Moderna’s vaccine showed 94% effectiveness.

Moderna has come up with a different formulation for the lipid nanoparticles to protect the mRNA in its vaccine.

These formulations are corporate secrets, but Moderna thinks its approach is better and said its vaccine can be shipped at minus -20°C and can be kept stable for 30 days at 2°C to 8°C, the temperature of a standard home refrigerator.


AstraZeneca's vaccine, made with a team at Britain's Oxford University, is called a vector vaccine. It uses a common cold virus called an adenovirus to carry the spike protein from the coronavirus into cells.

It also aims to make people's bodies produce their own vaccines by churning out little copies of spike protein, but the delivery method is different.

The company has pledged to make its vaccine available inexpensively to countries around the world. The vaccine can be kept stable for six months at standard refrigerator temperatures, the company said.

Confusing data from trials indicated AstraZeneca's vaccine could be 70% effective on average, reports CNN.

Serum Institute of India, the largest vaccine manufacturer, is producing the vaccine in huge quantities. Bangladesh is primarily planning to administer 30m doses of this vaccine.

Johnson & Johnson's vaccine

Janssen's coronavirus vaccine, the vaccine arm of Johnson & Johnson's, has made a recombinant vector vaccine. It uses a genetically engineered version of adenovirus 26, which can cause the common cold but the gene tinkering has disabled it. It also delivers the genetic instructions to make a piece of spike protein.

This is one vaccine that has been tested on the market before. The adenovirus 26 vector was used to make the company's Ebola vaccine, which won marketing authorization from the European Commission in July.

It's a one-shot vaccine and trials showed side-effects were minimal.

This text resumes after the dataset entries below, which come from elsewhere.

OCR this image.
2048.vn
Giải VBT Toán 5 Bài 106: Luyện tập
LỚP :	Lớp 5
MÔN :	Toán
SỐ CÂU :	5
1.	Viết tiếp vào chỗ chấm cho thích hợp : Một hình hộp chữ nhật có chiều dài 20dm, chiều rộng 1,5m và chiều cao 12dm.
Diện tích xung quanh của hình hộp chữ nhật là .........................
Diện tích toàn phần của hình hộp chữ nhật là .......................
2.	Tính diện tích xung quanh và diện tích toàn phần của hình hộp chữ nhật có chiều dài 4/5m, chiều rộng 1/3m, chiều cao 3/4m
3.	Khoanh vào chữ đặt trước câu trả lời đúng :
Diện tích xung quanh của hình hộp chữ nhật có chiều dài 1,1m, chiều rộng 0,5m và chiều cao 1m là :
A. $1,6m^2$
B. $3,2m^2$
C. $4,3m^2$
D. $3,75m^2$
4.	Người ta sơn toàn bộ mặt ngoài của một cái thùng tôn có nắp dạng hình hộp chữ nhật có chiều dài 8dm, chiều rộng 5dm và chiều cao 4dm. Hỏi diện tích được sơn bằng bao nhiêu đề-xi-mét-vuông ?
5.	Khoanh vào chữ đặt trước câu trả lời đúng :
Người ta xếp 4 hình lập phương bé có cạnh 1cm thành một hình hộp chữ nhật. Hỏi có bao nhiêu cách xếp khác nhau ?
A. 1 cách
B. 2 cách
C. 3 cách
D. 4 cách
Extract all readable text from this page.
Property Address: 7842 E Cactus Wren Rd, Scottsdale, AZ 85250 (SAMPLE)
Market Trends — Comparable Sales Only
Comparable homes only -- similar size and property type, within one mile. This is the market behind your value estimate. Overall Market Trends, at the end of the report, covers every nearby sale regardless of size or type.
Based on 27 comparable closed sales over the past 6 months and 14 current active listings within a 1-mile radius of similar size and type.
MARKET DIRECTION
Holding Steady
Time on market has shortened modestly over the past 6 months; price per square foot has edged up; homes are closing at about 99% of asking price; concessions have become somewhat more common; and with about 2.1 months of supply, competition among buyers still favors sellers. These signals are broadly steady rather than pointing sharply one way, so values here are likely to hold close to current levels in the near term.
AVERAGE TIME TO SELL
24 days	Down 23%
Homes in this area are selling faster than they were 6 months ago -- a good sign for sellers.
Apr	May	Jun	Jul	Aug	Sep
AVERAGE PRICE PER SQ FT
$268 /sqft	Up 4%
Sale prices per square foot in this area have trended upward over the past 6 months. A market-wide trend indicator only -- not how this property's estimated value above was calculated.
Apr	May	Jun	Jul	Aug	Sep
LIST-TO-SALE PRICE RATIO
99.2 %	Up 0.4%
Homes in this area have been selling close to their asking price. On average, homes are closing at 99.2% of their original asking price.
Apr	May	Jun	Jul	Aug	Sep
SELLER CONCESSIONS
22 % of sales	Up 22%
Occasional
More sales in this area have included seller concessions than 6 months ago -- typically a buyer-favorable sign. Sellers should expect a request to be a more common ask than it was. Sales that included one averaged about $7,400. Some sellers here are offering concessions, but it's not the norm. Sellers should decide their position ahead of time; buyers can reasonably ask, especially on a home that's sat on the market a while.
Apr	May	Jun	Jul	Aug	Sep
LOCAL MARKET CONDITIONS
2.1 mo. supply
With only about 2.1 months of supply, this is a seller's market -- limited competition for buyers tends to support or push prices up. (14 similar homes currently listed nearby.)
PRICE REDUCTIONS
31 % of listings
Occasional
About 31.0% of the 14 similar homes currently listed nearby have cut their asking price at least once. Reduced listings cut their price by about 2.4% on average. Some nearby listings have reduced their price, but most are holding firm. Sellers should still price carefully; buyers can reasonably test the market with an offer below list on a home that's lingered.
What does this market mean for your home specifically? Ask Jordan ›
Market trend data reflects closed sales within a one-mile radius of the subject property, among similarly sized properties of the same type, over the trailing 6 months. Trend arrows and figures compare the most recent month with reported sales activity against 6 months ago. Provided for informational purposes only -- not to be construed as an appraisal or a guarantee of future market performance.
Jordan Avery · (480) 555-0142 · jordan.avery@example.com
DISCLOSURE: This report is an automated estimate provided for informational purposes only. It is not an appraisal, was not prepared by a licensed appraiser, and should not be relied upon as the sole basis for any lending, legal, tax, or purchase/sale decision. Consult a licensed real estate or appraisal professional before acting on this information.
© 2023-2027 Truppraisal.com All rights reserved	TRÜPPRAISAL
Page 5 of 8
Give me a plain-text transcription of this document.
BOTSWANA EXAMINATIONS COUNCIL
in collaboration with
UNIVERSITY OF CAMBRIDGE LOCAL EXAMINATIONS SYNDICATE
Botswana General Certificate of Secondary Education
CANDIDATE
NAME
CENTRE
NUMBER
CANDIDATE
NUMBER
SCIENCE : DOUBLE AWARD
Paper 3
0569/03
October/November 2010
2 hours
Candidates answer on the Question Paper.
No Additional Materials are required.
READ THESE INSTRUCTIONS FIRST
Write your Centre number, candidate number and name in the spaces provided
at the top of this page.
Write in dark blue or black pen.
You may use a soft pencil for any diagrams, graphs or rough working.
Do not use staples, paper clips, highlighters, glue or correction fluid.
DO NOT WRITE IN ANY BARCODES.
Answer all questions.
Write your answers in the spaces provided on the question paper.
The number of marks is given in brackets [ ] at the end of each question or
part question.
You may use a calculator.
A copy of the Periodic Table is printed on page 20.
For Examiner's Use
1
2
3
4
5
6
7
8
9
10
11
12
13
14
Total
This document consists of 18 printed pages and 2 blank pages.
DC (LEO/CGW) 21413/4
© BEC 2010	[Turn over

Maryland-based biotechnology company Novavax specializes in "protein subunit" vaccines. They use virus-like nanoparticles as a base and cover them with genetically engineered pieces of the coronavirus spike protein.

This is also a tried and true vaccine approach. A hepatitis B vaccine given to newborns is a protein subunit vaccine, as is the human papillomavirus or HPV vaccine and FluBlok, Sanofi's influenza vaccine.

Also Read - OP-ED: Covid-19 vaccines: What we know so far

Novavax uses an insect virus called a baculovirus to get the coronavirus spike protein into moth cells, which then produce the protein. This is harvested and mixed with an adjuvant – an immune booster – based on saponin, found in soap bark trees.

Sanofi and GlaxoSmithKline

This is also a protein subunit vaccine, using Sanofi's FluBlok technology with a GlaxoSmithKline adjuvant. It also uses a baculovirus to grow little bits of spike protein.

Phase 1/2 trials showed the vaccine elicits an immune response comparable to patients who recovered from Covid-19 in younger adults, but the vaccine did not produce the desired immune response in older adults. The companies plan to launch a new trial in February.

Sinovac and Sinopharm

Chinese company Sinovac's CoronaVac uses an inactivated virus – one of the oldest methods for vaccinating people. Whole batches of coronavirus are grown, "killed" and then made into vaccines. Likewise, Sinopharm's vaccine is an inactivated virus.

Sputnik V

Russia's Sputnik V coronavirus vaccine is an adenoviral vector vaccine. It uses two common cold viruses called adenovirus 5 and adenovirus 26 to carry the genetic material for the spike protein into the body.